Hacker News new | comments | ask | show | jobs | submit login
Machine Learning in Python Has Never Been Easier (bigml.com)
266 points by jdonaldson on May 4, 2012 | hide | past | web | favorite | 31 comments

Prior Knowledge (http://www.priorknowledge.com) has a very similar API but a more interesting underlying model. They model the full joint distribution of the data, so any variables can be missing not just the outcome. They also are able to return the joint probability distribution over unknowns, which is extremely useful in terms of quantifying uncertainty.

The model itself appears very flexible:


I'm not affiliated with these guys but they are clearly doing the most interesting work in this area.

Are they a Y Combinator company, by any chance?

Curious as some of the language is very similar to a series of stealth job postings here over the past ~6 months.

Looks really interesting. Any chance you know where to get an invite code for the beta?

Just submit your email and we'll get you into the beta very quickly:


They are pretty responsive from my experience. The beta is definitely open.

True I had my invite in a couple of hours.

I'm very curious to see (a) what sort of generative model they're using under the hood, and (b) how they do inference efficiently enough to not dedicate a cluster to each customer.

This looks fun and certainly simple - but I would guess that for many, the actual training of the model is not the show-stopped before "automated, data-driven decisions and data-driven applications are going to change the world."

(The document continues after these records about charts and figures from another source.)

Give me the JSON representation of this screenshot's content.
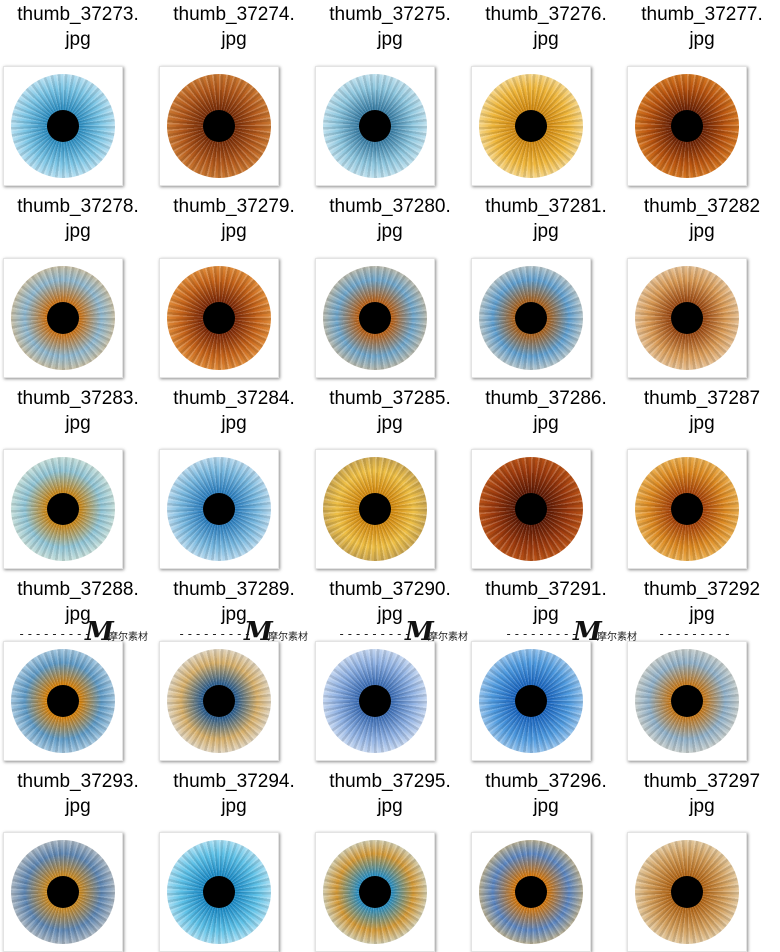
{
  "files": [
    {
      "name_line1": "thumb_37273.",
      "name_line2": "jpg",
      "iris_colors": [
        "#2f8fc2",
        "#7cc6e6",
        "#d9eef7"
      ]
    },
    {
      "name_line1": "thumb_37274.",
      "name_line2": "jpg",
      "iris_colors": [
        "#7a2e08",
        "#b45a1c",
        "#d78a3f"
      ]
    },
    {
      "name_line1": "thumb_37275.",
      "name_line2": "jpg",
      "iris_colors": [
        "#3b7fa6",
        "#8ec7df",
        "#dbeff6"
      ]
    },
    {
      "name_line1": "thumb_37276.",
      "name_line2": "jpg",
      "iris_colors": [
        "#d18a12",
        "#f0b73b",
        "#f7e6b3"
      ]
    },
    {
      "name_line1": "thumb_37277.",
      "name_line2": "jpg",
      "iris_colors": [
        "#6e2406",
        "#b9540f",
        "#e58c2e"
      ]
    },
    {
      "name_line1": "thumb_37278.",
      "name_line2": "jpg",
      "iris_colors": [
        "#c9741a",
        "#8db7d0",
        "#e9c28a"
      ]
    },
    {
      "name_line1": "thumb_37279.",
      "name_line2": "jpg",
      "iris_colors": [
        "#7d2a08",
        "#c6641a",
        "#eea24c"
      ]
    },
    {
      "name_line1": "thumb_37280.",
      "name_line2": "jpg",
      "iris_colors": [
        "#b7621a",
        "#6ea6cc",
        "#e4c49a"
      ]
    },
    {
      "name_line1": "thumb_37281.",
      "name_line2": "jpg",
      "iris_colors": [
        "#a8621f",
        "#5f9fd0",
        "#e8dcc8"
      ]
    },
    {
      "name_line1": "thumb_37282",
      "name_line2": "jpg",
      "iris_colors": [
        "#9b4a14",
        "#d99a55",
        "#ecd6b8"
      ]
    },
    {
      "name_line1": "thumb_37283.",
      "name_line2": "jpg",
      "iris_colors": [
        "#c8881c",
        "#8fc4d6",
        "#e6eedc"
      ]
    },
    {
      "name_line1": "thumb_37284.",
      "name_line2": "jpg",
      "iris_colors": [
        "#2d7fbf",
        "#79b9e0",
        "#dcecf6"
      ]
    },
    {
      "name_line1": "thumb_37285.",
      "name_line2": "jpg",
      "iris_colors": [
        "#d38a10",
        "#efc046",
        "#b89a5a"
      ]
    },
    {
      "name_line1": "thumb_37286.",
      "name_line2": "jpg",
      "iris_colors": [
        "#5e1a05",
        "#9d3a0d",
        "#c9611d"
      ]
    },
    {
      "name_line1": "thumb_37287",
      "name_line2": "jpg",
      "iris_colors": [
        "#a7450a",
        "#dd8a22",
        "#f0c26a"
      ]
    },
    {
      "name_line1": "thumb_37288.",
      "name_line2": "jpg",
      "iris_colors": [
        "#d4820f",
        "#5e9ac6",
        "#cfe3ef"
      ]
    },
    {
      "name_line1": "thumb_37289.",
      "name_line2": "jpg",
      "iris_colors": [
        "#2d5f8f",
        "#d8b06a",
        "#e4e9ef"
      ]
    },
    {
      "name_line1": "thumb_37290.",
      "name_line2": "jpg",
      "iris_colors": [
        "#3e6fb6",
        "#8fb1e3",
        "#e4ecf8"
      ]
    },
    {
      "name_line1": "thumb_37291.",
      "name_line2": "jpg",
      "iris_colors": [
        "#1c67c0",
        "#4f9be0",
        "#bcd9f3"
      ]
    },
    {
      "name_line1": "thumb_37292",
      "name_line2": "jpg",
      "iris_colors": [
        "#c57a1e",
        "#8fb0c9",
        "#e8e0cf"
      ]
    },
    {
      "name_line1": "thumb_37293.",
      "name_line2": "jpg",
      "iris_colors": [
        "#c98a25",
        "#5d86b3",
        "#d8d4cc"
      ]
    },
    {
      "name_line1": "thumb_37294.",
      "name_line2": "jpg",
      "iris_colors": [
        "#1d8cc7",
        "#5fc2e8",
        "#d2eef8"
      ]
    },
    {
      "name_line1": "thumb_37295.",
      "name_line2": "jpg",
      "iris_colors": [
        "#2e8fbf",
        "#d59a37",
        "#cfe9f2"
      ]
    },
    {
      "name_line1": "thumb_37296.",
      "name_line2": "jpg",
      "iris_colors": [
        "#d17812",
        "#5b86c2",
        "#efc777"
      ]
    },
    {
      "name_line1": "thumb_37297",
      "name_line2": "jpg",
      "iris_colors": [
        "#b26617",
        "#d3a05e",
        "#ece0c4"
      ]
    }
  ],
  "watermark": {
    "dashes": "---------",
    "logo_mark": "M",
    "brand_text": "摩尔素材"
  }
}
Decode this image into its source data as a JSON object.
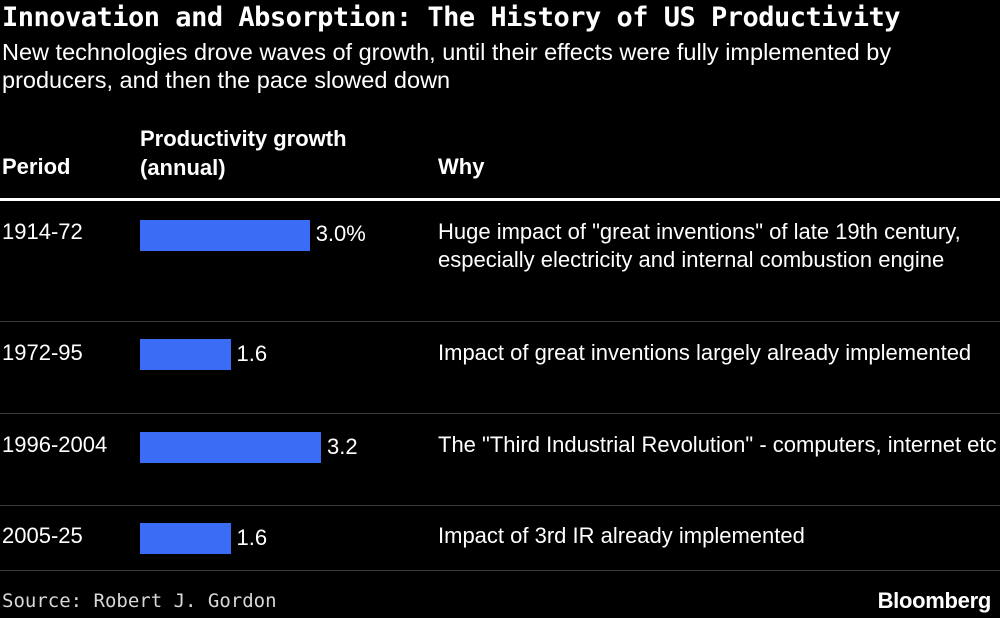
{
  "title": "Innovation and Absorption: The History of US Productivity",
  "subtitle": "New technologies drove waves of growth, until their effects were fully implemented by producers, and then the pace slowed down",
  "columns": {
    "period": "Period",
    "growth": "Productivity growth (annual)",
    "why": "Why"
  },
  "chart_data": {
    "type": "bar",
    "orientation": "horizontal",
    "title": "Innovation and Absorption: The History of US Productivity",
    "subtitle": "New technologies drove waves of growth, until their effects were fully implemented by producers, and then the pace slowed down",
    "xlabel": "Productivity growth (annual)",
    "ylabel": "Period",
    "unit": "%",
    "xlim": [
      0,
      3.2
    ],
    "categories": [
      "1914-72",
      "1972-95",
      "1996-2004",
      "2005-25"
    ],
    "values": [
      3.0,
      1.6,
      3.2,
      1.6
    ],
    "value_labels": [
      "3.0%",
      "1.6",
      "3.2",
      "1.6"
    ],
    "bar_color": "#3b6cf5"
  },
  "rows": [
    {
      "period": "1914-72",
      "value_label": "3.0%",
      "why": "Huge impact of \"great inventions\" of late 19th century, especially electricity and internal combustion engine"
    },
    {
      "period": "1972-95",
      "value_label": "1.6",
      "why": "Impact of great inventions largely already implemented"
    },
    {
      "period": "1996-2004",
      "value_label": "3.2",
      "why": "The \"Third Industrial Revolution\" - computers, internet etc"
    },
    {
      "period": "2005-25",
      "value_label": "1.6",
      "why": "Impact of 3rd IR already implemented"
    }
  ],
  "source": "Source: Robert J. Gordon",
  "brand": "Bloomberg",
  "colors": {
    "background": "#000000",
    "text": "#ffffff",
    "bar": "#3b6cf5",
    "rule": "#ffffff",
    "row_divider": "#3a3a3a"
  }
}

If you already have clean data in tabular form, with a single target class to predict, and enough training data, the last step was always sort of easy. Much harder is the fact that people expect Big Data and ML to be fairy dust, just give it my DB password and MAGIC comes out. And instead of a clean two-class classification problem you have some ill-defined a bit of clustering, a bit of visulisation and a bit pure guessing -problem.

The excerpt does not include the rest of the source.